Vanuit Delhi trok ik samen met Mark en Nora naar Agra. Nora is een Duitse, die samen met Mark en mij in Cambridge heeft gestudeerd, al heb ik haar toen niet gekend. Zij is nu voor een jaar in Delhi om er Duits te onderwijzen, en ze vergezelde ons voor een uitstap naar Agra. De stad Agra zegt je misschien niet veel, maar de grootste trekpleister - de Taj Mahal - moet toch wel een belletje doen rinkelen. De Taj Mahal is zonder twijfel het bekendste monument van India en wordt vaak genoemd als een modern wereldwonder. (Toch had Mark, die nochtans in Delhi opgroeide, de Taj Mahal nog nooit eerder bezocht!) De Taj Mahal werd gebouwd door heerser Shah Jahan om zijn tweede vrouw, Mumtaz Mahal, de gedenken, na haar overlijden in 1631 tijdens het bevallen van hun veertiende kind. Het hele complex werd afgewerkt in 1653. Shah Jahan werd daarna van de troon gestoten door zijn eigen zoon en opgesloten in het nabije Agra Fort. Na zijn dood in 1666, werd Shah Jahan naast zijn vrouw begraven in de Taj Mahal.

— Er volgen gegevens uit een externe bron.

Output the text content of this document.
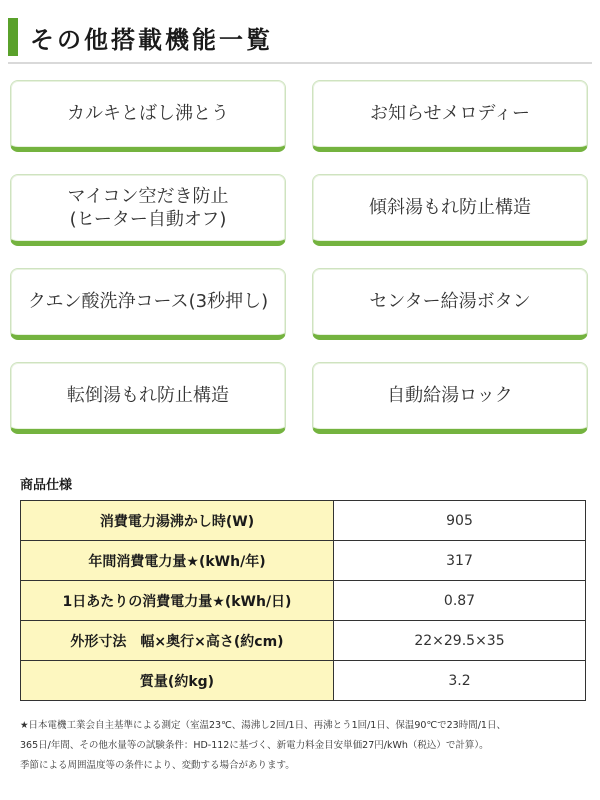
その他搭載機能一覧
カルキとばし沸とう	お知らせメロディー
マイコン空だき防止
(ヒーター自動オフ)
傾斜湯もれ防止構造
クエン酸洗浄コース(3秒押し)	センター給湯ボタン
転倒湯もれ防止構造	自動給湯ロック
商品仕様
消費電力湯沸かし時(W)	905
年間消費電力量★(kWh/年)	317
1日あたりの消費電力量★(kWh/日)	0.87
外形寸法　幅×奥行×高さ(約cm)	22×29.5×35
質量(約kg)	3.2
★日本電機工業会自主基準による測定（室温23℃、湯沸し2回/1日、再沸とう1回/1日、保温90℃で23時間/1日、
365日/年間、その他水量等の試験条件：HD-112に基づく、新電力料金目安単価27円/kWh（税込）で計算）。
季節による周囲温度等の条件により、変動する場合があります。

Buiten het domein van de Taj moet je je eerst vechten doorheen een hongerige meute van gidsen, rickshawchauffeurs, kameelkoetskoetsiers, postkaartverkopers en venders van allerlei prullaria. Vervolgens moet je 750 rupies (12,5 euro) ophosten voor een ticket, een fortuin naar Indische normen, waar je zelfs met een briefje van 500 rupies verveeld zit omdat niet iedereen er wisselgeld op wil of kan geven! Maar die 750 rupies is enkel voor buitenlandse toeristen, voor Indiërs bedraagt de toegangsprijs slechts 20 rupies! Bijna 40 keer minder! Een dergelijk "twee maten en gewichten"-systeem voor inkomkaartjes wordt bij veel bezienswaardigheden in India gebruikt, maar nergens is het zo extreem als bij de Taj Mahal. Enfin, als je je ticket hebt, moet je nog een luchthaven-waardige security check ondergaan en dan ben je eindelijk het domein van de Taj binnen, waar het gelukkig wat rustiger is. En is het dat alles dan wel waard? Toch wel! Hoeveel foto's van de Taj je ook al gezien hebt, wanneer je haar in het echt ziet, blijft ze verbluffend. Majestueus groot, schitterend marmer-wit van kleur, met elegante decoraties, symmetrisch ingekaderd door de vier torentjes...

Taj Mahal

De rest van Agra, buiten de Taj Mahal, is nogal een shithole; een vuile stad waarin alle wegen verstopt zijn met een duizenden auto- en fietsrickshaws, fietsen, brommers, auto's, ossenkarren of zelfs manueel getrokken karren... Gelukkig zijn er nog enkele andere bezienswaardigheden waar je kunt ontsnappen uit de stad. Bijvoorbeeld Agra Fort, dat zijn hoogdagen kende in de zestiende en zeventiende eeuw, toen Agra de hoofdstad was van het Mogoelrijk. Er is ook een Baby Taj (officieel: Itmad-ud-Daula's graftombe), een soort van voorstudie voor de Taj Mahal: veel kleiner, maar elegant en met fijne decoraties.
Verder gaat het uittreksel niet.